Legalisir atas fotokopi Pencatatan Sipil dan fotokopi dokumen pendaftaran penduduk dilakukan untuk membuktikan kesesuaian fotokopi dokumen dengan basis Data Kependudukan dan Dokumen Kependudukan.

Legalisir ditandatangani oleh pejabat Pencatatan Sipil atau kepala bidang yang menangani Pencatatan Sipil di Disdukcapil Kabupaten / Kota atau pejabat Pencatatan Sipil di UPT Disdukcapil Kabupaten / Kota.

Dalam hal dokumen kependudukan dengan format digital dan sudah ditandatangani secara elektronik dan KTP-el, TIDAK MEMERLUKAN pelayanan legalisir.

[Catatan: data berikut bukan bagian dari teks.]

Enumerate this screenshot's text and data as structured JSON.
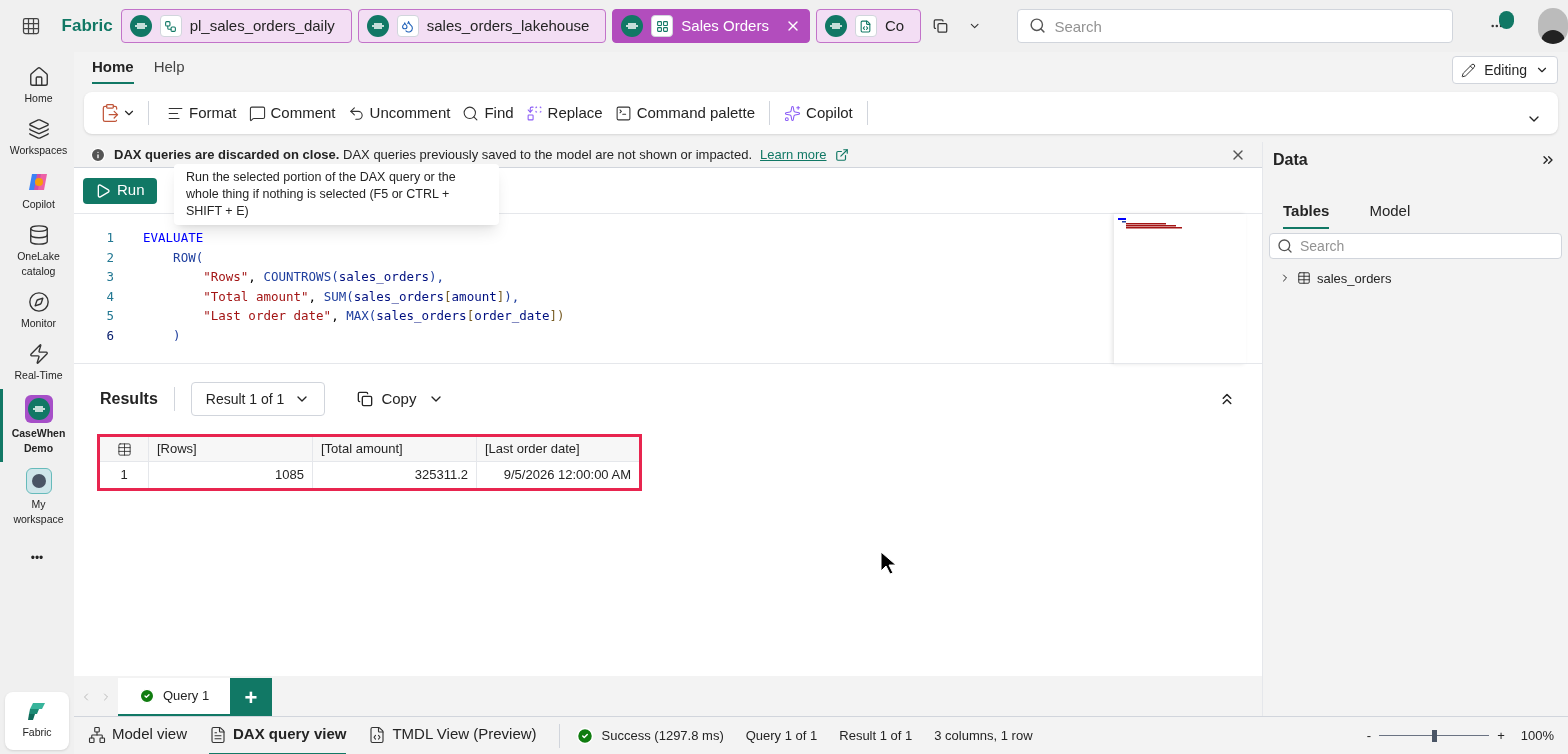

Namun demikian, kebijakan pemerintah demikian tidak sinkron (tidak terintegrasi alias berjalan masing-masing) dengan pendirian hakim pada praktiknya di lapangan yakni di persidangan perkara perdata, dimana masing lembaga berjalan dengan pendirian dan sikap masing-masing (baca : ego sektoral), sekalipun kebijakan Kementerian Dalam Negeri dalam hal ini transformasi pelayanan berbasis kependudukan dari konvensional menjelma digitalisasi dan elektronik sebagai proses maupun output hasil pelayanannya, akan tetapi kalangan hakim tampaknya bersikap “tidak acuh” dan menjalankan persidangan dengan “ego” profesi dan lembaganya sendiri. Tetap saja Anda dipaksa dan terpaksa untuk memohon legalisir ber-cap basah terhadap “print out” dokumen-dokumen kependudukan berbasis elektronik tersebut sebelum dihadirkan sebagai alat bukti di persidangan perkara perdata, dan memohon “uji forensik” terhadap dokumen-dokumen elektronik lainnya agar disetarakan dengan dokumen fisik ber-cap basah.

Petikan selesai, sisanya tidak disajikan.